In August, after attending a meeting of the Gaelic League O'Flanagan was elected to the standing committee. He reported "the existence in every part of the States of an Irish population that is ever anxious to hear of home progress and to meet any representatives of any Irish movement." Within a few weeks of his appointment to the standing committee the Gaelic League asked him to return to United States with Fionan MacColum on a fundraising mission to repair the League's dwindling finances. O'Flanagan advised Douglas Hyde to seek permission from Bishop Clancy, who not only agreed, but published a letter congratulating O'Flanagan on his selection. O'Flanagan and MacColum arrived on 1 October 1910 and set up an office at 624 Madison Avenue in New York. Problems arose with American funders over the controversial "Playboy of the Western World" with John Devoy threatening to withdraw his support from the Gaelic League, if this was the kind of Irish culture American money was supporting. O'Flanagan, after consultation with Hyde in Dublin, issued a statement in the New York Times on 4 December 1911 disassociating the work of the Gaelic League from anything to do with William Butler Yeats, Lady Gregory or the Abbey players.

Return to Ireland

O'Flanagan returned to Ireland where Bishop Clancy appointed him curate in Roscommon in 1912. On 19 October Bishop Clancy died, and his successor, Bernard Coyne was a conservative who seems to have resented O'Flanagan's perceived modernism and independence, and their relationship was to be a poor one.

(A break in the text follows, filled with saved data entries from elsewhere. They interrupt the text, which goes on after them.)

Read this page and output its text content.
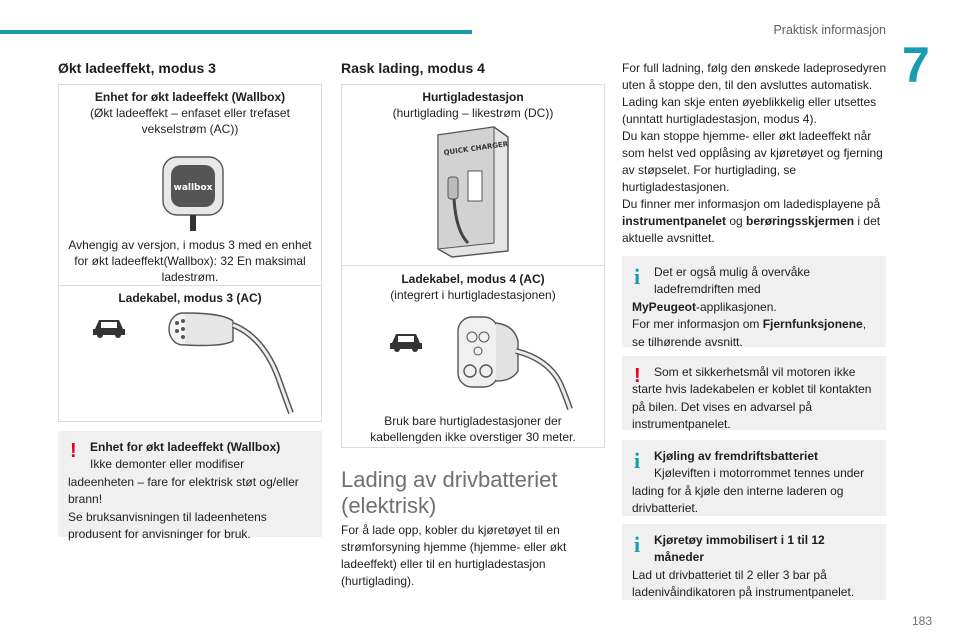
Praktisk informasjon
7
Økt ladeeffekt, modus 3
Enhet for økt ladeeffekt (Wallbox)
(Økt ladeeffekt – enfaset eller trefaset vekselstrøm (AC))
wallbox
Avhengig av versjon, i modus 3 med en enhet for økt ladeeffekt(Wallbox): 32 En maksimal ladestrøm.
Ladekabel, modus 3 (AC)
!	Enhet for økt ladeeffekt (Wallbox)
Ikke demonter eller modifiser
ladeenheten – fare for elektrisk støt og/eller brann!
Se bruksanvisningen til ladeenhetens produsent for anvisninger for bruk.
Rask lading, modus 4
Hurtigladestasjon
(hurtiglading – likestrøm (DC))
QUICK CHARGER
Ladekabel, modus 4 (AC)
(integrert i hurtigladestasjonen)
Bruk bare hurtigladestasjoner der kabellengden ikke overstiger 30 meter.
Lading av drivbatteriet (elektrisk)
For å lade opp, kobler du kjøretøyet til en strømforsyning hjemme (hjemme- eller økt ladeeffekt) eller til en hurtigladestasjon (hurtiglading).
For full ladning, følg den ønskede ladeprosedyren uten å stoppe den, til den avsluttes automatisk. Lading kan skje enten øyeblikkelig eller utsettes (unntatt hurtigladestasjon, modus 4).
Du kan stoppe hjemme- eller økt ladeeffekt når som helst ved opplåsing av kjøretøyet og fjerning av støpselet. For hurtiglading, se hurtigladestasjonen.
Du finner mer informasjon om ladedisplayene på instrumentpanelet og berøringsskjermen i det aktuelle avsnittet.
i	Det er også mulig å overvåke
ladefremdriften med
MyPeugeot-applikasjonen.
For mer informasjon om Fjernfunksjonene, se tilhørende avsnitt.
!	Som et sikkerhetsmål vil motoren ikke
starte hvis ladekabelen er koblet til kontakten på bilen. Det vises en advarsel på instrumentpanelet.
i	Kjøling av fremdriftsbatteriet
Kjøleviften i motorrommet tennes under
lading for å kjøle den interne laderen og drivbatteriet.
i	Kjøretøy immobilisert i 1 til 12 måneder
Lad ut drivbatteriet til 2 eller 3 bar på ladenivåindikatoren på instrumentpanelet.
183
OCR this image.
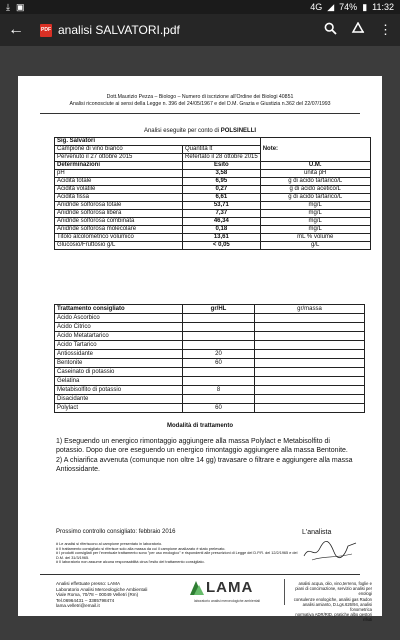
⤓ ▣	4G ◢ 74% ▮ 11:32
←	PDF analisi SALVATORI.pdf	⋮
Dott.Maurizio Pezza – Biologo – Numero di iscrizione all'Ordine dei Biologi 40851
Analisi riconosciute ai sensi della Legge n. 396 del 24/05/1967 e del D.M. Grazia e Giustizia n.362 del 22/07/1993
Analisi eseguite per conto di POLSINELLI
Sig. Salvatori		Note:
Campione di vino bianco	Quantità lt	
Pervenuto il 27 ottobre 2015	Refertato il 28 ottobre 2015	
Determinazioni	Esito	U.M.
pH	3,58	unità pH
Acidità totale	6,95	g di acido tartarico/L
Acidità volatile	0,27	g di acido acetico/L
Acidità fissa	6,61	g di acido tartarico/L
Anidride solforosa totale	53,71	mg/L
Anidride solforosa libera	7,37	mg/L
Anidride solforosa combinata	46,34	mg/L
Anidride solforosa molecolare	0,18	mg/L
Titolo alcolometrico volumico	13,61	mL % volume
Glucosio/Fruttosio g/L	< 0,05	g/L
Trattamento consigliato	gr/HL	gr/massa
Acido Ascorbico		
Acido Citrico		
Acido Metatartarico		
Acido Tartarico		
Antiossidante	20	
Bentonite	60	
Caseinato di potassio		
Gelatina		
Metabisolfito di potassio	8	
Disacidante		
Polylact	60	
Modalità di trattamento

1) Eseguendo un energico rimontaggio aggiungere alla massa Polylact e Metabisolfito di potassio. Dopo due ore eseguendo un energico rimontaggio aggiungere alla massa Bentonite.

2) A chiarifica avvenuta (comunque non oltre 14 gg) travasare o filtrare e aggiungere alla massa Antiossidante.

Prossimo controllo consigliato: febbraio 2016	L'analista
# Le analisi si riferiscono al campione presentato in laboratorio.
# Il trattamento consigliato si riferisce solo alla massa da cui il campione analizzato è stato prelevato.
# I prodotti consigliati per l'eventuale trattamento sono "per uso enologico" e rispondenti alle prescrizioni di Legge del D.P.R. del 12/2/1965 e del D.M. del 31/3/1965.
# Il laboratorio non assume alcuna responsabilità circa l'esito del trattamento consigliato.
Analisi effettuate presso: LAMA
Laboratorio Analisi Merceologiche Ambientali
Viale Roma, 70/78 – 00049 Velletri (Rm)
Tel.06964431 – 3385798474
lama.velletri@email.it
LAMA
laboratorio analisi merceologiche ambientali
analisi acqua, olio, vino,terreno, foglie e
piani di concimazione, servizio analisi per enologi
consulenze enologiche, analisi gas Radon
analisi amianto, D.Lgs.626/94, analisi fonometrica
normativa ADR/RID, pratiche albo gestori rifiuti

In 1912 O'Flanagan was invited to Rome to give a series of lectures for Advent, and was a guest preacher in San Silvestro for four weeks. While in Rome he spent time with his good friend John Hagan who was director of the Irish College, and there is a large collection of letters between the two in the Hagan archive there. O'Flanagan is often referred to as "Brosna'" in the letters.
In March 1913 a protracted strike broke out at the Sligo Docks. In May O'Flanagan visited the strikers to show his solidarity and advised them to continue insisting for their rights. It has been suggested that this display of socialism prompted the Bishop to move O'Flanagan to Cliffoney. When the advanced nationalist Keating Branch took control of the Gaelic League, O'Flanagan was elected to the Standing Committee for two years. A recently discovered photograph shows O'Flanagan in a large group, many of whom were advanced nationalists at a meeting of the Gaelic League outside Galway Town Hall in August 1913.
O'Flanagan was active in attempting to reorganise and popularise the Sinn Féin party. On 22 February 1914 while staying in Crossna, he wrote a letter to Count Plunkett, then head of the National Museum in Dublin, hoping to encourage the Count to join Sinn Féin:
I enclose my rough outline of plan of organisation. It will need a good deal of criticism in regard to detail. My object was to get money in as quickly as possible so that we might get on with the work to hand. You would need somebody who has made a study of organisation methods to consider it carefully before adoption. I think myself that the Sinn Féin organisation will now spread through the country if vigorously pressed from headquarters. Get the Sinn Féin Executive to send out copies of the rules to the principal men amongst the local committees of North Roscommon. If Sinn Féin spreads rapidly the Irish Alliance will not be needed. However, there is no time to lose.
In 1914 O'Flanagan was invited back to Rome to give a series of Lenten lectures, and he spent six weeks, again preaching in San Silvestro's. At the end of his course of lectures he received a medal from the pope, Benedict XV. While preparing to leave Rome, O'Flanagan was informed he was to be removed from Roscommon and was to proceed to Cliffoney in County Sligo.